Nine Germans die in Austrian cable car plunge
By Alexandra Zawadil
VIENNA (Reuters) – Nine Germans, apparently including six
children, were killed when a helicopter dropped a concrete
block on a cable carrying a string of gondolas in an Austrian
ski resort, police said on Monday.
The helicopter was carrying material to a mountaintop
construction site when it dropped the block, knocking one car
off its wires and leaving others swinging so violently that
their passengers were thrown out.
Austrian radio said the victims were traveling to the
glacier ski area above the popular Alpine resort of Soelden in
the western Austrian state of Tyrol.
“I can confirm that they are German,” a spokesman for
police in Tyrol said. The injured were also believed to be
German, he added.
A spokeswoman for the Austrian Red Cross said up to 10
people had been seriously injured in the incident. Christian
Laucher, a spokesman for the rescue services, said there were
six seriously injured.
Television pictures showed bodies lying on the rock beneath
the glacier. More than 100 other passengers had to be rescued
from stranded cars.
“It was with great sadness and grief that I learned of the
tragic cable car accident at the Tiefenbach glacier in Soelden,
Tyrol, in which nine holidaymakers from Germany, including
apparently six children, were killed,” German Foreign Minister
Joschka Fischer said in a statement.
Police said six of the dead appeared to be children but
could not confirm their age.
Soelden, close to the city of Innsbruck, is a popular ski
resort both in winter and in summer, when hikers, skiers and
snowboarders take cable cars up to glaciers above the village.

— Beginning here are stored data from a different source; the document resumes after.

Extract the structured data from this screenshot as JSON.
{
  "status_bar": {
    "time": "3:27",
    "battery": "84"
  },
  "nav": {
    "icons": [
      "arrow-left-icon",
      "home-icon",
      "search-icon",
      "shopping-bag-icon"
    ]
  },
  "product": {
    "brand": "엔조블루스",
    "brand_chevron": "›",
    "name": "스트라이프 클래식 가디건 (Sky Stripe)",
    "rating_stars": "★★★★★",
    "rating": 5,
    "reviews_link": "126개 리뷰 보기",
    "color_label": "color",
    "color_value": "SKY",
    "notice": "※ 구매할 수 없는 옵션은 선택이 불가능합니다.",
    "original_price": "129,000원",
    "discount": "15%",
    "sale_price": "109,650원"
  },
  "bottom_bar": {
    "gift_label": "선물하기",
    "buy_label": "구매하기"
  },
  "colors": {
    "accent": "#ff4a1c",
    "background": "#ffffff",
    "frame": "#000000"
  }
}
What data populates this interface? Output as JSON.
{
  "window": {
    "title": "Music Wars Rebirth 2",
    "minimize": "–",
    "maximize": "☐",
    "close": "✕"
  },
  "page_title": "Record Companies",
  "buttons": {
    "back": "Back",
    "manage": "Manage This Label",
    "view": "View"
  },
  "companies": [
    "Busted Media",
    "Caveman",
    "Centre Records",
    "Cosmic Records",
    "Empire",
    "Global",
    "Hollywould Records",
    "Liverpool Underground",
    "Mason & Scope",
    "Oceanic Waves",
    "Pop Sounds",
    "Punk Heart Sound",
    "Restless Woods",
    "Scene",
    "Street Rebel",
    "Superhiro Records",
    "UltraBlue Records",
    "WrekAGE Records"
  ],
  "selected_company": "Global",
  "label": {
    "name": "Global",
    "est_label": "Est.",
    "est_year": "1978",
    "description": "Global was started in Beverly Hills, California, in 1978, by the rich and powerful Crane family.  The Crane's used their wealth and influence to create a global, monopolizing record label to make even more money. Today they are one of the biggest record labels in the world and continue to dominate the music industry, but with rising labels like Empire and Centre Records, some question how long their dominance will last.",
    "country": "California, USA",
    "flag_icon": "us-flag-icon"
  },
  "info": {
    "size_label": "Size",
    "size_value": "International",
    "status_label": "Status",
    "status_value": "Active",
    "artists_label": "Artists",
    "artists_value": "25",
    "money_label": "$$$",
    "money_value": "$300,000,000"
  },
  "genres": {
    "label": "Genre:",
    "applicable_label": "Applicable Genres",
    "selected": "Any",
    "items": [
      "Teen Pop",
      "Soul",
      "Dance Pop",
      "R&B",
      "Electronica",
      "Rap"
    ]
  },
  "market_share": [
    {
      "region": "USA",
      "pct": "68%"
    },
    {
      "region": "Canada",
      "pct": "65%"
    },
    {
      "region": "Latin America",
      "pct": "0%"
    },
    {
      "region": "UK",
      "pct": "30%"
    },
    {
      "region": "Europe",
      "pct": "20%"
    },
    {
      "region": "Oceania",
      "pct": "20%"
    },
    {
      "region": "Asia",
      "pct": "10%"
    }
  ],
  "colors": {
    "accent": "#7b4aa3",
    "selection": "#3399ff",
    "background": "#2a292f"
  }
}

“Everything happened very quickly and now we have nine
people dead,” Ernst Schoepf, mayor of Soelden, told Austrian
ORF television. “The block dropped on the cable, set it
swinging, causing one car to fall and the others to swing
around.”
The lift carried passengers between Rettenbach and
Tiefenbachferner, two stations in the sprawling ski area.
Austrian press agency APA reported that the helicopter was
flying the piece of concrete, weighing around 750 kilograms
(1,650 pounds), around 300 meters (yards) above the car’s
cables when the block fell.
Austria has around 3,000 cable cars and ski lifts,
transporting around 500 million people a year.
Almost five years ago, 155 people were killed when a
funicular ski train caught fire in a tunnel near Kaprun, 60
miles south of Salzburg, in Austria’s worst peacetime disaster.